Irin berniat melepaskan tangan Rein dengan hati-hati agar tidak mengganggu tidur lelap suaminya, tapi tiba-tiba saja Rein mengeratkan pelukannya.

"Jangan pergi," gumaman pelan itu disusul sepasang mata hitam yang terbuka secara perlahan dan langsung menatap ke arahnya.

Tatapan mata dipenuhi luka yang serasa menusuk siapa pun yang sedang melihatnya. "Jangan pergi," ulangnya sekali lagi.

Irin mengurungkan niatnya sejenak. Dia tersenyum tipis dan kembali merebahkan tubuhnya seperti posisi semula. "Gue cuma mau bikin sarapan aja, Rein." Irin mengatakan niatnya.
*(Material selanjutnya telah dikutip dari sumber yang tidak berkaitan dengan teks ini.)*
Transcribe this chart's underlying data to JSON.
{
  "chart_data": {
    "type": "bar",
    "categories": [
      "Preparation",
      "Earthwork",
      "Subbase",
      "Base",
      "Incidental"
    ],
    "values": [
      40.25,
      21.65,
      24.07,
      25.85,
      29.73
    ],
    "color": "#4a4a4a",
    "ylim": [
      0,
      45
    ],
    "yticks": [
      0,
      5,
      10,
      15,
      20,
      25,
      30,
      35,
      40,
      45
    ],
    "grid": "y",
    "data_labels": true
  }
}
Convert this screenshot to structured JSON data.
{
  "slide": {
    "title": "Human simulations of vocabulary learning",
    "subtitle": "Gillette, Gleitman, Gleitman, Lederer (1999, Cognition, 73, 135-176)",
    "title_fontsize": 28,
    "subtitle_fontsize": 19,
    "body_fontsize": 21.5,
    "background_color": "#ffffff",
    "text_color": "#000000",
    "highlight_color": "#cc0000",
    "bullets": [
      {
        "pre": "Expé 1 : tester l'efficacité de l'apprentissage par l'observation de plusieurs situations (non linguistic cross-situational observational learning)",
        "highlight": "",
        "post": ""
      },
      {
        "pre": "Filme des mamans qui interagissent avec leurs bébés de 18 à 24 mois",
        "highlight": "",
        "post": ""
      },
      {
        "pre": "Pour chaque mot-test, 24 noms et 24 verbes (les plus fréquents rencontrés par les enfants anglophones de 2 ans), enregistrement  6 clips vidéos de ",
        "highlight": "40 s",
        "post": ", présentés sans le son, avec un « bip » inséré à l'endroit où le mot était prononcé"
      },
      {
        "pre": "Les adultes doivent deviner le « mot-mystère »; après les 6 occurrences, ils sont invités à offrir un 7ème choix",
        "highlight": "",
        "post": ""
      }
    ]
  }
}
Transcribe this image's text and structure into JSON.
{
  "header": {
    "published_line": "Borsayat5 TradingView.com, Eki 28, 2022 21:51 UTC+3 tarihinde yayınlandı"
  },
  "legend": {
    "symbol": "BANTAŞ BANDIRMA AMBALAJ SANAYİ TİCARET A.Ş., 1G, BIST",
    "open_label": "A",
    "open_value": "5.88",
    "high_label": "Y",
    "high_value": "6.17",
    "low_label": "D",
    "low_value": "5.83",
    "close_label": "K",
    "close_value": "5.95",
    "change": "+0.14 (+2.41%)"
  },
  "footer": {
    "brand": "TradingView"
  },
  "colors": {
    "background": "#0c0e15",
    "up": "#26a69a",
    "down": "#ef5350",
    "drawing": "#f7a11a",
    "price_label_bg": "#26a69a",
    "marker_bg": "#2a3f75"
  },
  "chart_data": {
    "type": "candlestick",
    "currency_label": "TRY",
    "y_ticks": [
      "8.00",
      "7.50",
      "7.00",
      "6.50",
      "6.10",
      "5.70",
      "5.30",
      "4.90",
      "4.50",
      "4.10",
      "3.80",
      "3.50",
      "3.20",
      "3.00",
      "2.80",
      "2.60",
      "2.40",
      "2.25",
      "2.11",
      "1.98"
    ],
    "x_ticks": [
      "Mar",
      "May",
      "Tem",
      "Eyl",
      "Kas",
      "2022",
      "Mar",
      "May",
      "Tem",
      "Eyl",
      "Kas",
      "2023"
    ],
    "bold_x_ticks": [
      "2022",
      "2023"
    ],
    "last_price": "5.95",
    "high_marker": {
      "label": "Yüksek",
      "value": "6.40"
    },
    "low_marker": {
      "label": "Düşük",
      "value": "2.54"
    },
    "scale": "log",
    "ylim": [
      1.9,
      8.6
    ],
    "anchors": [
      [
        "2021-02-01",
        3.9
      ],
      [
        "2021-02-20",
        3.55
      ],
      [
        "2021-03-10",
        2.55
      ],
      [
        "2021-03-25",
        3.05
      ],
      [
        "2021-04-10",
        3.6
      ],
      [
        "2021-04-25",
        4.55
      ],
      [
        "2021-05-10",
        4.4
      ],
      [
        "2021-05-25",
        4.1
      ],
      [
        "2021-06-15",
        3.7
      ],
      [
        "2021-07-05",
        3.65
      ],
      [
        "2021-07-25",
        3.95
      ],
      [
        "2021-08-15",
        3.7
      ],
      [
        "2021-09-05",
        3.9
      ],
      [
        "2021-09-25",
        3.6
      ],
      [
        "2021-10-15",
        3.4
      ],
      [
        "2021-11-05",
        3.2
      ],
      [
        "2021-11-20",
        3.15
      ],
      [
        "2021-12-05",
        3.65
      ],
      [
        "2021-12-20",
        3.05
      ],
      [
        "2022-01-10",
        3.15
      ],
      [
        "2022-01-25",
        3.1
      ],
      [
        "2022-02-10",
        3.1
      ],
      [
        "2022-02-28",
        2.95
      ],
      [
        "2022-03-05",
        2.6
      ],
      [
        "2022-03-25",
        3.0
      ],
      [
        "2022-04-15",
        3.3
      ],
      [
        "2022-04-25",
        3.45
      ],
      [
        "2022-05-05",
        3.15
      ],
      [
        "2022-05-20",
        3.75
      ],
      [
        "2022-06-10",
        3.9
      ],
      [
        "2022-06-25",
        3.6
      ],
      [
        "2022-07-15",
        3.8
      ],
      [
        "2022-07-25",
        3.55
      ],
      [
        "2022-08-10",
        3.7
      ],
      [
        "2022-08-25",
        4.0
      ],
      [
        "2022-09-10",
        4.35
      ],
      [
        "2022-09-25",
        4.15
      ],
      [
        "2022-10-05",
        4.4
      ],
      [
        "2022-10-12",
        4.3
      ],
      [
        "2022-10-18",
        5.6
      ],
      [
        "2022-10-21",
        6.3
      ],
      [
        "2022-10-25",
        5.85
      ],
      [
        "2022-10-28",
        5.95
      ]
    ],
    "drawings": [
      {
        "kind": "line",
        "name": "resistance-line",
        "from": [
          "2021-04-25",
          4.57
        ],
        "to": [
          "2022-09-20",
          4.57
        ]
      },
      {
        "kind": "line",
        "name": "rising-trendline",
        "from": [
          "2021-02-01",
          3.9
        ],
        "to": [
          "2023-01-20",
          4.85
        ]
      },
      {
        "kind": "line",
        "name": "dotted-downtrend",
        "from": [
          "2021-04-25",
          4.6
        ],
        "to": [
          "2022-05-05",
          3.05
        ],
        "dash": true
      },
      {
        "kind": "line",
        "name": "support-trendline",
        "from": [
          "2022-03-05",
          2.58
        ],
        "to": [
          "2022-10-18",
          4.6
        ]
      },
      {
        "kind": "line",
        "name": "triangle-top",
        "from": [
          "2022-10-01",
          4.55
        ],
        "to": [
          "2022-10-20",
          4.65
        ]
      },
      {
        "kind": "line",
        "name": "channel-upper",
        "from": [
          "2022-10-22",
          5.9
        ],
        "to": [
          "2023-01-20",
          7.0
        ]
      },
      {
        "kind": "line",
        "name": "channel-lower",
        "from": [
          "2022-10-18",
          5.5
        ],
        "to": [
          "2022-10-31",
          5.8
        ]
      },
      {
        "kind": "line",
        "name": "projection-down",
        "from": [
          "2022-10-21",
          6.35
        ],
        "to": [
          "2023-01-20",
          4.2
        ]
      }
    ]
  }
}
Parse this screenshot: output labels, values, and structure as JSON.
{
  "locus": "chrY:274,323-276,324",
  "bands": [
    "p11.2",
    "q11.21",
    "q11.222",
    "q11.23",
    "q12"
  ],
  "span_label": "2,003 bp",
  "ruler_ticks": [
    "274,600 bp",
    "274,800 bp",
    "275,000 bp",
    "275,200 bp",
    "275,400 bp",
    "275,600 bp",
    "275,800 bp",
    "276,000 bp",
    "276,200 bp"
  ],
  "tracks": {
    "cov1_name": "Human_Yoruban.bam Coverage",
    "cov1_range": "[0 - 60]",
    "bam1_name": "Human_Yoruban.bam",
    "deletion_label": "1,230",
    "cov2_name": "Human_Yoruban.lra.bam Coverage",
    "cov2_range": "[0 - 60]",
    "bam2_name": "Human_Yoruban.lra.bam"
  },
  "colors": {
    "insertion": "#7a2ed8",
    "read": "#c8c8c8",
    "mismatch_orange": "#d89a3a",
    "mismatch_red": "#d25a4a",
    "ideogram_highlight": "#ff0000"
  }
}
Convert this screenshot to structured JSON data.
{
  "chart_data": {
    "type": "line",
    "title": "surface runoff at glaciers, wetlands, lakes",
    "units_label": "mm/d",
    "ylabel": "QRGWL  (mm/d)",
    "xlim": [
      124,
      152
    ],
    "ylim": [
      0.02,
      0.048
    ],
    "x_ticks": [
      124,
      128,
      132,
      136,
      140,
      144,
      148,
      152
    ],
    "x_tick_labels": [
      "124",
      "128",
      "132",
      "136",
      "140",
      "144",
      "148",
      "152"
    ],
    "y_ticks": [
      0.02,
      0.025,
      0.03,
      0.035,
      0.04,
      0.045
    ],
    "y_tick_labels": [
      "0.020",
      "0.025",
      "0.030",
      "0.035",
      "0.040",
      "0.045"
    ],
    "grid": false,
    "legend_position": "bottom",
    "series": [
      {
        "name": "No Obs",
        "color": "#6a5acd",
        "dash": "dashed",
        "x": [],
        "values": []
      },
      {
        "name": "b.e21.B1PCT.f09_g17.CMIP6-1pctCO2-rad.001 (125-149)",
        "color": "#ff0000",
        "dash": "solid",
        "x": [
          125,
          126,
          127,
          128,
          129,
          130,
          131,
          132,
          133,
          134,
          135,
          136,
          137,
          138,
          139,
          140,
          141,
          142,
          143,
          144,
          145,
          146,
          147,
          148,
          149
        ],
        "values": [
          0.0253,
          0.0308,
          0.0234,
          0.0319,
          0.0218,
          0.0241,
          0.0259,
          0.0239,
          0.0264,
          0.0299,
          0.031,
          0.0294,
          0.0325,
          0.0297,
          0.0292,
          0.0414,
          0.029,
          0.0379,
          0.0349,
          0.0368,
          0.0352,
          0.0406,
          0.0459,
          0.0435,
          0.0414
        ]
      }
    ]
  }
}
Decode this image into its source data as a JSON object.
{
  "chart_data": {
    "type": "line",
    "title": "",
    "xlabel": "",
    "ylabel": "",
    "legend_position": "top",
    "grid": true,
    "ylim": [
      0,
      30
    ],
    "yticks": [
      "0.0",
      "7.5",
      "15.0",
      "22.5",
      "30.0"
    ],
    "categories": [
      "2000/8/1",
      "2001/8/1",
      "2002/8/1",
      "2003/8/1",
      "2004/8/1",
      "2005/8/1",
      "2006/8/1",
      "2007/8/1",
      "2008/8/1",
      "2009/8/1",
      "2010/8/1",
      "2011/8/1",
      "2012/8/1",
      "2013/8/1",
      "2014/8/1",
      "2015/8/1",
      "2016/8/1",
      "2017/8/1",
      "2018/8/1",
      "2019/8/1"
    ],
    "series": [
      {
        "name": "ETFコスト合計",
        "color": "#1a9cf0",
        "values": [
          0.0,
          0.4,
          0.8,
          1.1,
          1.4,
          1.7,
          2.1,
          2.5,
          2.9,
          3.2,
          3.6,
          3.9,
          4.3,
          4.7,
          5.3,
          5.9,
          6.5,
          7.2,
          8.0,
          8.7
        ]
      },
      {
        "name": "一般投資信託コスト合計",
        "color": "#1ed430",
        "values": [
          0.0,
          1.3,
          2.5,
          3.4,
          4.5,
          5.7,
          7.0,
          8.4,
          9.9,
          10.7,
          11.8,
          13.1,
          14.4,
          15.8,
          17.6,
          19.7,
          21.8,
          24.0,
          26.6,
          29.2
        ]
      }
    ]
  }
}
Namun bukannya melonggar, pelukan itu terasa semakin mengerat. "Nggak perlu. Lo tetap di sini aja, nemenin gue tidur."

Irin mengerjap, sepertinya dia tahu apa yang Rein inginkan darinya sekarang. "Kalau lo mau tidur yang itu, gue lagi nggak bisa, Rein. Gue lagi datang bulan—"

"Gue tahu, tapi lo tetap nggak boleh pergi." Rein mendekatkan wajahnya hingga bisa menghidu aroma Irin.  "Gue ngerasa lo bakal pergi jauh dari gue, Rin."

"Aneh banget, padahal gue cuma mau ke dapur bikin sarapan doang astaga!" Irin berdecak pelan. "Jangan kekanakan, dih!"

Rein menatapnya pedih. "Lo nggak tahu gimana rasanya—"

Irin terdiam beberapa saat. "Gue tahu." Irin tersenyum tipis. "Gue tahu gimana rasanya. Jadi ... gue nggak akan pernah ninggalin lo, Rein."